Valorização da atividade - Para estimular a valorização da atividade, em especial na Amazônia, a Sedap investe em ações para desenvolver a apicultura (com ferrão) e meliponicultura (sem ferrão). Para a Secretaria, é importante mostrar que, por trás da sociobiodiversidade que compõe o bioma amazônico, está o trabalho das abelhas, como ressaltou o coordenador de produção animal da Secretaria, Ândrio de Andrade.
Em recente visita à propriedade do meliponicultor Rubens Franco, ele destacou o trabalho realizado no local. “Quem dera que tivesse essa iniciativa por outros moradores da região, tendo as abelhas no seu quintal, tanto para trabalhar o manejo quanto a produção. Para falar de abelhas, é importante levar em consideração as pessoas que estão por trás, fazendo o trabalho. É preciso entender a dinâmica de cada espécie de abelha e a biologia, e isso a gente encontrou aqui”, observa Andrade.
O cadastramento dos criadores de abelha é feito por meio da Agência de Defesa Agropecuária do Estado do Pará (Adepará), sendo obrigatório pelo Ministério da Agricultura e Pecuária (Mapa). A Sedap, por meio da Copan atendeu a solicitação para intermediar e organizar junto à Adepará uma ação de cadastramento dos criadores de abelhas para que os produtores possam se formalizar e ter acesso aos benefícios, como mercados mais amplos e obtenção de certificações de qualidade, além do fortalecimento da cadeia produtiva e atualização do cadastro sanitário. Entre os municípios visitados, como relembra Andrade, estiveram Acará (na Região de Integração Tocantins), Concórdia do Pará e Tomé-Açu (Região de Integração Rio Capim), com a participação de 30 criadores de abelhas com e sem ferrão.
A Adepará, por sua vez, trabalha com o Programa Estadual da Saúde das Abelhas (Pesab), cujo objetivo é apoiar a apicultura e a meliponicultura no Estado do Pará, por meio das atividades pertinentes à Defesa Sanitária Animal, como educação sanitária, investigação epidemiológica, diagnóstico, monitoramento, controle e prevenção de pragas e doenças. O objetivo é manter as colmeias saudáveis, garantindo produção adequada em quantidade e qualidade de produtos, além de contribuir para a polinização dos pomares, essencial para a agropecuária do Pará.
Algumas curiosidades sobre as abelhas - O coordenador da Copan, Ândrio de Andrade, especializado no dia a dia das abelhas, destaca algumas curiosidades sobre elas. As abelhas dão um verdadeiro exemplo de organização. Seguem à risca uma hierarquia rígida de três níveis sociais: a abelha rainha, os zangões e as operárias, sendo, portanto, altamente sociais, vivendo em colônias.
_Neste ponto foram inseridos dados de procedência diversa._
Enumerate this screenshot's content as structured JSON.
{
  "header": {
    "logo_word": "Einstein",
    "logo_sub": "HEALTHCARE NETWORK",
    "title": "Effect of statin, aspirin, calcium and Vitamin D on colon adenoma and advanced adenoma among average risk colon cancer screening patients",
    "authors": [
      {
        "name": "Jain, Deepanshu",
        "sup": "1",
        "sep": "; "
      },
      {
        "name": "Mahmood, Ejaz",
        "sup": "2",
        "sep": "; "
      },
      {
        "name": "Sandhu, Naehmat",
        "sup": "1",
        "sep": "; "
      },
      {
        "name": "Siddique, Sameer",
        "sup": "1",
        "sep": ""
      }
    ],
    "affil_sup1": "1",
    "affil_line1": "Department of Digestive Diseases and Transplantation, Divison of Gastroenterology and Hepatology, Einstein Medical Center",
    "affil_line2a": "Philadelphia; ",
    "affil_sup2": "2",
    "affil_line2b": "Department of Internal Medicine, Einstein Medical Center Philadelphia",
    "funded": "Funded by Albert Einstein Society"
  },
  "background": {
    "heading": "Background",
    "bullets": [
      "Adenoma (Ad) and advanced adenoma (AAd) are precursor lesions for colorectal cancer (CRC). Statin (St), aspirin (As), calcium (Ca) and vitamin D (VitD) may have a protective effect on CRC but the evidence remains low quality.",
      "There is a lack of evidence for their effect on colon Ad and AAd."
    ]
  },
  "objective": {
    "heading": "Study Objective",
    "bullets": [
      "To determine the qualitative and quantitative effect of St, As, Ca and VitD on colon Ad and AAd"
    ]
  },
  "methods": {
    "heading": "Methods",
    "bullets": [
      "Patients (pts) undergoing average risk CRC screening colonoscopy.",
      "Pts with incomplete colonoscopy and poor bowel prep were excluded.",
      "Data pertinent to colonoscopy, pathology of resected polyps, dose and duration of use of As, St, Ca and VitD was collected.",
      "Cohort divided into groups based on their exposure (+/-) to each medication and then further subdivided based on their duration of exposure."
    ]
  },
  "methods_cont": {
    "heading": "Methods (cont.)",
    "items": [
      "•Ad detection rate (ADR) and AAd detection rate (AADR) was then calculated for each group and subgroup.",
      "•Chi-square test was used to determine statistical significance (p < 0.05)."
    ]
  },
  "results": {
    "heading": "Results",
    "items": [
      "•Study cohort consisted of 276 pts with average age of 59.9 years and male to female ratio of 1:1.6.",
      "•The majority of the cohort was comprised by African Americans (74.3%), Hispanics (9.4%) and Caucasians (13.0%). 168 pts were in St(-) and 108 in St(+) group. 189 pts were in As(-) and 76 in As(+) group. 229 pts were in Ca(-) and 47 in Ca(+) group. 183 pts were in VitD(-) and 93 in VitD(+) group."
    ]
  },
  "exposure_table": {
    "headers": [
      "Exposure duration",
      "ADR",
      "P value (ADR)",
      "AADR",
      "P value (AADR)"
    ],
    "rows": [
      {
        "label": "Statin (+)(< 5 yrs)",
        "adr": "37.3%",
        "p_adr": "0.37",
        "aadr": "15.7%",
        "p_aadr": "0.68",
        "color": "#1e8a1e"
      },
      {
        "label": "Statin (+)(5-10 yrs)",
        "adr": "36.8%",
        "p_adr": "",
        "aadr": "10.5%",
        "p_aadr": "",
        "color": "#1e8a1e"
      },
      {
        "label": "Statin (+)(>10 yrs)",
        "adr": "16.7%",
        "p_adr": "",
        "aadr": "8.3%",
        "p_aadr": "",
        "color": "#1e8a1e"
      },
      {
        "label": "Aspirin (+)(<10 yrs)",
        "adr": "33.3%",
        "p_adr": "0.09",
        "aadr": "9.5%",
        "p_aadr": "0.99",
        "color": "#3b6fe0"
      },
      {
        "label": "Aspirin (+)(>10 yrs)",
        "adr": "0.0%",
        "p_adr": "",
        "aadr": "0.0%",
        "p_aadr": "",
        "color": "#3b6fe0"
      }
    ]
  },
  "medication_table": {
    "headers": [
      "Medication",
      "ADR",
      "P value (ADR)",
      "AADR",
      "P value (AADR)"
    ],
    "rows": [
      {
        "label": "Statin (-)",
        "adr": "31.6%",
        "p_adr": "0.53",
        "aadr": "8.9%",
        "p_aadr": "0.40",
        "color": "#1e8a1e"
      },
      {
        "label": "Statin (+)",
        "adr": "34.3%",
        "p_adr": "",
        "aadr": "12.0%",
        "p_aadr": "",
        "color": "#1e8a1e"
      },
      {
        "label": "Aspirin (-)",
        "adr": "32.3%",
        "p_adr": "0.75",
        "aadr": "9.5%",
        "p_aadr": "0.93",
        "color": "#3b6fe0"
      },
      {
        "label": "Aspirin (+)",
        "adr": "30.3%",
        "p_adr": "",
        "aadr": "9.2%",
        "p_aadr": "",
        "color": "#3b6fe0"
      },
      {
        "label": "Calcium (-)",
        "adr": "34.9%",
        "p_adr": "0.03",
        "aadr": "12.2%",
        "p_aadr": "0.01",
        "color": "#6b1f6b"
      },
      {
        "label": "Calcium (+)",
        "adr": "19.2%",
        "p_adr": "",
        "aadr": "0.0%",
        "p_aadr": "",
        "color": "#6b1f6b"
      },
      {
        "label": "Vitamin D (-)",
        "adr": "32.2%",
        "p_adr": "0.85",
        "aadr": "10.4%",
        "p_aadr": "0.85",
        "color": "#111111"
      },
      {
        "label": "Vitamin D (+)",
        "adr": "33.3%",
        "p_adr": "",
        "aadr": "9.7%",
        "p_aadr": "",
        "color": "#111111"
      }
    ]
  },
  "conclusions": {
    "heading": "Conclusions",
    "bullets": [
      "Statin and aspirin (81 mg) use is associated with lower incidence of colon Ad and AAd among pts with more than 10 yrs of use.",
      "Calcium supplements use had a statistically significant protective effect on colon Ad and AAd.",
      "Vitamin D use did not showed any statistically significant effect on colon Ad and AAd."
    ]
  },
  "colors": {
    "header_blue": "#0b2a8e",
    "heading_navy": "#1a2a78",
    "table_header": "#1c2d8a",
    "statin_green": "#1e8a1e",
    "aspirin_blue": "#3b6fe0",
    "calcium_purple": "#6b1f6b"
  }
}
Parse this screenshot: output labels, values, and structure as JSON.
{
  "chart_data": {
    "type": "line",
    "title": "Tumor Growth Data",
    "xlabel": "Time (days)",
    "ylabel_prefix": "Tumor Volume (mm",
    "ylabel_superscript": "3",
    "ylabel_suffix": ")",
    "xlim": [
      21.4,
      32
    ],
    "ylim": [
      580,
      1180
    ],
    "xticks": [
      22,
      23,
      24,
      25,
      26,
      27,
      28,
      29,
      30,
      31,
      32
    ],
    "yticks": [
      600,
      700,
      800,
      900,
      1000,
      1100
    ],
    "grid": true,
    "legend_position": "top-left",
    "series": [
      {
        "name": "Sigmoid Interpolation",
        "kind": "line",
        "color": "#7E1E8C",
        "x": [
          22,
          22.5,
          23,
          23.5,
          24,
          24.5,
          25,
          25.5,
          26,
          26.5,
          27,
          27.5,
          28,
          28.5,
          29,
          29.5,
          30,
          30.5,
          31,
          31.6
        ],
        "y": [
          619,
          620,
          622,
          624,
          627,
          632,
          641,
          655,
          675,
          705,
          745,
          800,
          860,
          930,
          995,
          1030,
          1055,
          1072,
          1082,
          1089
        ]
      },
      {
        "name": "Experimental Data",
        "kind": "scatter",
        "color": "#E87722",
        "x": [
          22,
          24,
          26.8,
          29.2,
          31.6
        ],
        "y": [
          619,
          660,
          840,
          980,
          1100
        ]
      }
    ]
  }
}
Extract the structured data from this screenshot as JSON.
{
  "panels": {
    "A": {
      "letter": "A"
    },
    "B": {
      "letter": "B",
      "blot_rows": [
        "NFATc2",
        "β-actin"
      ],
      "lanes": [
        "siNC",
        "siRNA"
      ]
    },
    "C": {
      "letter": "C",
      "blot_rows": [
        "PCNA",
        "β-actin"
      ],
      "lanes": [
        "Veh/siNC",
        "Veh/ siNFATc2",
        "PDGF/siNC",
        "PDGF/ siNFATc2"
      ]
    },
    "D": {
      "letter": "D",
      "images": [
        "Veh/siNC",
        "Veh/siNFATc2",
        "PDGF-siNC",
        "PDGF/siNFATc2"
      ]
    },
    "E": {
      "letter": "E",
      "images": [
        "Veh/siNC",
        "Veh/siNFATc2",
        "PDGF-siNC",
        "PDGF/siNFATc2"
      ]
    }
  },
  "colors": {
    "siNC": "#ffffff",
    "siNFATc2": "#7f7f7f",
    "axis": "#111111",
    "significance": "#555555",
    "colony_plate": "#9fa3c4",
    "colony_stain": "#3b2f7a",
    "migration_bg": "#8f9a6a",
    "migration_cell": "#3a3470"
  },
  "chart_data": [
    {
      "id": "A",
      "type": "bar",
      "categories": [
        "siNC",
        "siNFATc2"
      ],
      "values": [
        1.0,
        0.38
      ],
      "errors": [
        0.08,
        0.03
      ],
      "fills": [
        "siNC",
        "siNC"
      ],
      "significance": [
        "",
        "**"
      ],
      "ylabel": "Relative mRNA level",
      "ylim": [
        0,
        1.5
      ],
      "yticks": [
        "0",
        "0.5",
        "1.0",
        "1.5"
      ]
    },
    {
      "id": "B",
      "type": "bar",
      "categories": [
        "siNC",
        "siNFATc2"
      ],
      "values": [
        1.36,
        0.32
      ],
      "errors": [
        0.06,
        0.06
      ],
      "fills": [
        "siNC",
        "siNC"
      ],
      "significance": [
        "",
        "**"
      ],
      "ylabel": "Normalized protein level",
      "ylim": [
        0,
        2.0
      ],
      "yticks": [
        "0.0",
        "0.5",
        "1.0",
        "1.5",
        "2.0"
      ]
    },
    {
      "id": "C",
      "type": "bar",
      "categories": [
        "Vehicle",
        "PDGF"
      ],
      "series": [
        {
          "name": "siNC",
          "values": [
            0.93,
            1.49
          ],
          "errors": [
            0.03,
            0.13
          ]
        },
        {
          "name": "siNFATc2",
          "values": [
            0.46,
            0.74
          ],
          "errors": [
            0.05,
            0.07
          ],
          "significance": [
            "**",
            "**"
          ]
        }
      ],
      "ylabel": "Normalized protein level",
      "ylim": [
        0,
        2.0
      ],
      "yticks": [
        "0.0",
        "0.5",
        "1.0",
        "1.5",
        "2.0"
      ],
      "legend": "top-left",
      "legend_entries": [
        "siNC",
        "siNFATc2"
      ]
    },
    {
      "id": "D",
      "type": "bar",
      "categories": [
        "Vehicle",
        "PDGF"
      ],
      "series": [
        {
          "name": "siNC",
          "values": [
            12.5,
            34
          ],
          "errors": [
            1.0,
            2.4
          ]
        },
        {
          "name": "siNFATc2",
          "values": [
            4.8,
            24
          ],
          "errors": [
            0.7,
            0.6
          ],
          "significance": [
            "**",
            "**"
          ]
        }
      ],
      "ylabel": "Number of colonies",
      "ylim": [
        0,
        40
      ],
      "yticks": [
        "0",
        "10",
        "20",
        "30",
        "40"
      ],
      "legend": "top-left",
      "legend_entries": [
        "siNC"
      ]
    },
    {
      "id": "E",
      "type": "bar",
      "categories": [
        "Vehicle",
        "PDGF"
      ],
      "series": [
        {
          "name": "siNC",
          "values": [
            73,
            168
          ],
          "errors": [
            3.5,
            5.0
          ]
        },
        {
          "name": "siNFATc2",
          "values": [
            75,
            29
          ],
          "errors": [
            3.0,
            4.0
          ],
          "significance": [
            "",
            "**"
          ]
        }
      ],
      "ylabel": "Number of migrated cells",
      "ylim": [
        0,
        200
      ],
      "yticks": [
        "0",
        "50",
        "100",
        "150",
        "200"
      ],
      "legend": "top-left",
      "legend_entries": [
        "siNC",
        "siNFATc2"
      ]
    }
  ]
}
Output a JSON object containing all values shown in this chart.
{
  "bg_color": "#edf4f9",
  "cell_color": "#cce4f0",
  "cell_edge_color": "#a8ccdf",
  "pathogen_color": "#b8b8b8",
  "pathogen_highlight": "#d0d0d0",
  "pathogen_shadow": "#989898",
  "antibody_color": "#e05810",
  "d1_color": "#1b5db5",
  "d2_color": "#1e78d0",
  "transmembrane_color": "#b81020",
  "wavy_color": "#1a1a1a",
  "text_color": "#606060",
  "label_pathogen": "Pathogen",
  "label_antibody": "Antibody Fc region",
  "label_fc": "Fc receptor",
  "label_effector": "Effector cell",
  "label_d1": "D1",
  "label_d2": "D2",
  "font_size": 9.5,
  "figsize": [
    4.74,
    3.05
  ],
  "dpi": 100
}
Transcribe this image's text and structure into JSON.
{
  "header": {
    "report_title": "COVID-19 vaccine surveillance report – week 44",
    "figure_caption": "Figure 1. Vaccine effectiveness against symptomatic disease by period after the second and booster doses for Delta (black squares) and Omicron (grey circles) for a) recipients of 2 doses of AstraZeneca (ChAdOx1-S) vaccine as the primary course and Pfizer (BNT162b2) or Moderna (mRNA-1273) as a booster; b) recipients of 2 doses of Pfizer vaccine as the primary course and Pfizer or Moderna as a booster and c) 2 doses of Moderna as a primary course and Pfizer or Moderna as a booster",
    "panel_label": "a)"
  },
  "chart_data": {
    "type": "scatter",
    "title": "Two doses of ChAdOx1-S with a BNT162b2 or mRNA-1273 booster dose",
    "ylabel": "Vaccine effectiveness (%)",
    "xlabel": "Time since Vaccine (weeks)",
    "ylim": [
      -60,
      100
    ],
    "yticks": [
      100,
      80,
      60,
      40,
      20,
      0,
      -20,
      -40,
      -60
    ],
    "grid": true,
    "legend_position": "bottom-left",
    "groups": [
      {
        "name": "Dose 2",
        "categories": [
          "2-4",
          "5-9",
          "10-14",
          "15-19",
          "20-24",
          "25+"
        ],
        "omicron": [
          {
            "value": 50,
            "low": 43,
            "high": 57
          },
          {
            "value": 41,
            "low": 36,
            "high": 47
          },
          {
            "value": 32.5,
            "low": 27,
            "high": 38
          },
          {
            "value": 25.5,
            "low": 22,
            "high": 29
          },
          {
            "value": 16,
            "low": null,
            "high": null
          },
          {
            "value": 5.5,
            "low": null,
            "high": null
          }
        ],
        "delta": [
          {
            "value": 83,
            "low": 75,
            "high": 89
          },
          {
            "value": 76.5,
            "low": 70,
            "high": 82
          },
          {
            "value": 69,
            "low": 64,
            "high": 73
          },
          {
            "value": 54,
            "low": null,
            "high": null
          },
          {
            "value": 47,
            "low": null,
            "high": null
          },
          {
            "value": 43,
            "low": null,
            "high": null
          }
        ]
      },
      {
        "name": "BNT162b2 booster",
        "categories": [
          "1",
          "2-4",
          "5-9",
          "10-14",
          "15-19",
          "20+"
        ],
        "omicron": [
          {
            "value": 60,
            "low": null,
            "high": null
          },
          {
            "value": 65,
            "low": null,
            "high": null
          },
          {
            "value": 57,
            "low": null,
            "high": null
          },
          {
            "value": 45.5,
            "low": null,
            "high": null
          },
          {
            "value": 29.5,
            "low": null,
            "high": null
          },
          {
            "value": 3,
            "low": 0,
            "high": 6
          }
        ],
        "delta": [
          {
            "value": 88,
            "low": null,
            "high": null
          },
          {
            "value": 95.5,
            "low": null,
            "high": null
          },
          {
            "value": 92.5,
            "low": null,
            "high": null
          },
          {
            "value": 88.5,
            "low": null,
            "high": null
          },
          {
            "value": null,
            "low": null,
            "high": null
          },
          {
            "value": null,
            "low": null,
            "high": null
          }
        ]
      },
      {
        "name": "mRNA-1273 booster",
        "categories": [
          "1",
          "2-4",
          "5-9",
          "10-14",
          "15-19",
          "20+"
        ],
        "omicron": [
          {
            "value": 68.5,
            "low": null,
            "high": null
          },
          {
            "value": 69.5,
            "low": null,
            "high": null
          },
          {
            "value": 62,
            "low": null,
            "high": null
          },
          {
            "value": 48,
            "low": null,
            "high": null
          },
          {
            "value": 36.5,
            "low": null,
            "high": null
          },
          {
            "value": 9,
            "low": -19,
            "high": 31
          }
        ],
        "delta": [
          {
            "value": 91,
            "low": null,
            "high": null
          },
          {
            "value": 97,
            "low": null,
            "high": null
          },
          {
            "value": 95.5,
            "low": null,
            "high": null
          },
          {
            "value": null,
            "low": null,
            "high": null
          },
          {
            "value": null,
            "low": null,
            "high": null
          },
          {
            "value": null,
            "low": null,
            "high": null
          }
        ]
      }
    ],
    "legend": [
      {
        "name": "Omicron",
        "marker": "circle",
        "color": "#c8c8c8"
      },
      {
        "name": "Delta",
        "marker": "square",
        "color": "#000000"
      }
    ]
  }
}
Uma única abelha melífera (Apis mellifera) normalmente visita cerca de 7 mil flores por dia, mas são necessárias 4 milhões de visitas para produzir um quilo de mel.
O método de construção das abelhas sem ferrão é um exemplo de sustentabilidade: elas reciclam e reaproveitam a cera sempre que possível, raspando restos de cera de outras colônias para misturar com a sua.
Estratégias de construção: As estruturas construídas, como os favos de cria (discos de cria) e as lamelas de cerume, são feitos de forma a otimizar o espaço e a proteger a colônia.
A construção de ninhos em ocos de árvores, em postes ou até mesmo de forma externa mostra a adaptabilidade e o uso de recursos variados do ambiente.
Eficiência de recursos: O uso do cerume, que combina cera e resinas vegetais, permite que as abelhas construam estruturas resistentes, impermeáveis e com propriedades antimicrobianas, sem gastar uma quantidade excessiva de cera pura, que tem maior custo de produção.